Mellon Awards highlight role of faculty mentors


At a university of USC’s size, students often graduate without ever finding a faculty member to guide them through their college years and counsel them as they head into careers and the real world. But a few find faculty mentors whose perspective, wisdom and advice shapes their success at USC, and those mentors are trying to encourage others to take on the role.

Dr. Charles Gomer, a professor of pediatrics and radiation oncology for the Keck School of Medicine and vice chair of pediatrics for faculty development, co-chairs the Mellon Mentoring Forum, which honors outstanding faculty mentors for contributions to their colleagues or students as part of its annual award program.

“I feel very strongly and I think all the faculty here feel very strongly that we all want to give back now. We want to help other individuals just like the previous faculty have helped us,” Gomer said.

Gomer said he feels his educational and professional careers have been helped significantly by the presence of mentors, and he hopes to help current students find mentors.

“Each one made a difference,” he said, adding that mentoring is “a valuable asset we just can’t underestimate in this day in age to help people succeed.”

The school has been receptive to Gomer’s mission, he said, and strives to help create a mentoring relationship between faculty and students.

“The administration believes very, very strongly that mentoring should be an essential part of an outstanding university,” Gomer said. “It’s an indication from the university of how high they value this activity, that it is essential for the success of faculty or students.”

Gomer said he has noticed faculty at USC are typically open to taking on a mentorship role.

“We’re very fortunate at USC,” he said. “Our faculty want our students to succeed. There’s no doubt about that. And part of that is giving lectures and the coursework, but it goes beyond that. It’s outside the classroom where a lot of your learning goes on and that’s the mentoring process.”

Kara Bartelt, an assistant professor at the School of Architecture, received a Mellon Award last year, which is given to faculty mentoring undergraduate students.

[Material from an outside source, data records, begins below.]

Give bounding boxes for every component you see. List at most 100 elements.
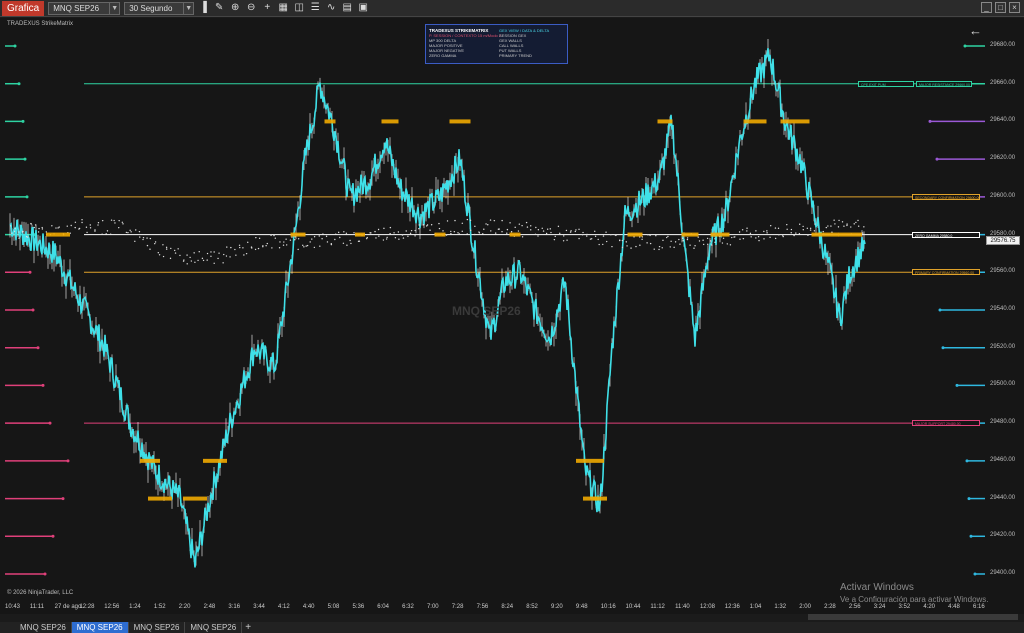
gamma-dot [429, 229, 431, 231]
gamma-dot [453, 231, 456, 233]
gamma-dot [97, 222, 100, 224]
chevron-down-icon[interactable]: ▼ [109, 2, 119, 14]
app-tab[interactable]: Grafica [2, 0, 45, 16]
chart-tab[interactable]: MNQ SEP26 [129, 622, 186, 633]
gamma-dot [493, 219, 496, 222]
data-box-icon[interactable]: ▦ [276, 1, 290, 15]
gamma-dot [302, 244, 304, 247]
maximize-icon[interactable]: □ [995, 2, 1006, 13]
time-axis-label: 8:24 [501, 604, 514, 610]
strike-dot-left [23, 157, 27, 161]
gamma-dot [602, 243, 604, 246]
time-axis-label: 12:08 [699, 604, 715, 610]
gamma-dot [255, 236, 257, 239]
close-icon[interactable]: × [1009, 2, 1020, 13]
gamma-dot [37, 231, 40, 233]
back-arrow-icon[interactable]: ← [969, 23, 982, 38]
price-axis-label: 29620.00 [990, 155, 1016, 162]
gamma-dot [158, 254, 161, 256]
gamma-dot [489, 219, 492, 221]
orange-marker [838, 232, 862, 237]
gamma-dot [469, 229, 472, 232]
gamma-dot [506, 228, 509, 231]
gamma-dot [598, 243, 600, 246]
gamma-dot [397, 231, 400, 233]
gamma-dot [118, 226, 120, 229]
gamma-dot [525, 221, 528, 224]
time-axis-label: 2:28 [824, 604, 836, 610]
strategies-icon[interactable]: ▤ [340, 1, 354, 15]
add-tab-icon[interactable]: + [242, 622, 254, 633]
time-axis-label: 3:44 [253, 604, 265, 610]
interval-selector[interactable]: 30 Segundo ▼ [124, 1, 195, 15]
gamma-dot [706, 237, 709, 240]
panel-right-row: PRIMARY TREND [499, 53, 532, 58]
gamma-dot [799, 223, 801, 225]
gamma-dot [33, 226, 36, 229]
time-axis[interactable]: 10:43 11:11 27 de ago. 12:28 12:56 1:24 1:52 2:… [0, 602, 1024, 614]
gamma-dot [230, 246, 232, 249]
zoom-in-icon[interactable]: ⊕ [228, 1, 242, 15]
gamma-dot [778, 234, 780, 236]
gamma-dot [534, 233, 537, 236]
key-level-label: PRIMARY CONFIRMATION 29560.00 [912, 269, 980, 276]
chart-scrollbar[interactable] [808, 614, 1018, 620]
orange-marker [576, 458, 604, 463]
gamma-dot [610, 234, 612, 236]
gamma-dot [662, 239, 664, 242]
gamma-dot [458, 233, 460, 235]
gamma-dot [257, 247, 260, 250]
gamma-dot [809, 229, 812, 231]
pencil-icon[interactable]: ✎ [212, 1, 226, 15]
strike-dot-right [963, 44, 967, 48]
gamma-dot [822, 230, 824, 233]
gamma-dot [738, 231, 741, 233]
chart-tab[interactable]: MNQ SEP26 [15, 622, 72, 633]
gamma-dot [550, 231, 552, 234]
indicators-icon[interactable]: ∿ [324, 1, 338, 15]
gamma-dot [14, 228, 16, 230]
gamma-dot [709, 240, 712, 242]
properties-icon[interactable]: ☰ [308, 1, 322, 15]
bar-type-icon[interactable]: ▐ [196, 1, 210, 15]
chevron-down-icon[interactable]: ▼ [183, 2, 193, 14]
chart-tab-active[interactable]: MNQ SEP26 [71, 622, 129, 633]
gamma-dot [165, 248, 168, 250]
gamma-dot [346, 244, 348, 246]
gamma-dot [597, 238, 599, 241]
gamma-dot [297, 248, 299, 251]
chart-tab[interactable]: MNQ SEP26 [185, 622, 243, 633]
gamma-dot [857, 225, 860, 227]
gamma-dot [485, 223, 487, 225]
gamma-dot [146, 237, 148, 239]
gamma-dot [714, 241, 716, 243]
gamma-dot [186, 254, 188, 256]
gamma-dot [782, 235, 784, 238]
time-axis-label: 6:04 [377, 604, 389, 610]
orange-marker [657, 119, 673, 124]
screenshot-icon[interactable]: ▣ [356, 1, 370, 15]
gamma-dot [350, 242, 352, 245]
gamma-dot [239, 246, 241, 249]
strike-dot-left [13, 44, 17, 48]
gamma-dot [41, 228, 44, 230]
gamma-dot [202, 259, 205, 262]
gamma-dot [405, 230, 407, 232]
split-panel-icon[interactable]: ◫ [292, 1, 306, 15]
gamma-dot [487, 224, 489, 226]
gamma-dot [574, 230, 577, 233]
gamma-dot [25, 236, 28, 238]
crosshair-icon[interactable]: + [260, 1, 274, 15]
time-axis-label: 6:16 [973, 604, 985, 610]
gamma-dot [774, 237, 777, 240]
instrument-selector[interactable]: MNQ SEP26 ▼ [48, 1, 121, 15]
gamma-dot [474, 225, 476, 228]
zoom-out-icon[interactable]: ⊖ [244, 1, 258, 15]
gamma-dot [490, 230, 492, 232]
gamma-dot [655, 235, 657, 237]
gamma-dot [369, 232, 371, 234]
gamma-dot [193, 252, 195, 254]
gamma-dot [425, 225, 428, 227]
minimize-icon[interactable]: _ [981, 2, 992, 13]
gamma-dot [833, 219, 835, 221]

Bartelt said it was her experience with mentors that led her to want to be a mentor to others.

“I have been fortunate to have mentors in my life and education who took the extra time and effort to give personalized attention to my cause. They were critical to my growth and to my personal achievements,” Bartelt said. “The fact that I may now return the favor and play that role in someone else’s life is extremely rewarding to me now as a professor at USC.”

Paul Adler, a professor at the Marshall School of Business and a 2009 Mellon Award recipient for faculty mentoring faculty, said he feels it is important to collaborate and to share knowledge.

“Mentoring is a particularly rewarding facet of collegiality,” Adler said. “It is an exciting intellectual and human exchange expressing our shared commitment to advancing knowledge.”

But perhaps the most important aspect of the mentoring process is what the students get from it.

“It’s just been cool to have someone that’s doing something that you’re interested in doing and you can look to them as a good example,” said Laura Klein, a senior majoring in civil engineering who does research with her faculty mentor and professor, Dr. Burcin Becerik-Gerber.

Klein said she has never had a problem finding enough people to go to for advice but that her mentor was especially supportive of her higher education plans post-graduation.

Lauren Weinzimmer, a senior majoring in communication and English, works closely with Stacy Smith, a communication professor, and Alison Trope, her thesis adviser. She said both have helped make her college years an invaluable experience.

“Having faculty mentors and close relationships with professors has helped me really figure out what I want to do,” said Lauren Weinzimmer, a senior majoring in communication and English.  “I’ve had a lot of people that I have been able to go to and talk about my interests and graduate school.”

Weinzimmer plans to nominate her mentors for Mellon Awards this year.

Not all USC faculty members are as open to fostering mentorship relationships with their students, Weinzimmer said, though she has found the faculty are generally more accessible to their students and invest more time in them at private universities.

“What makes USC different from a lot of other universities is that the faculty are really invested in their students, and not just in their graduate students, but in their undergraduates,” she said.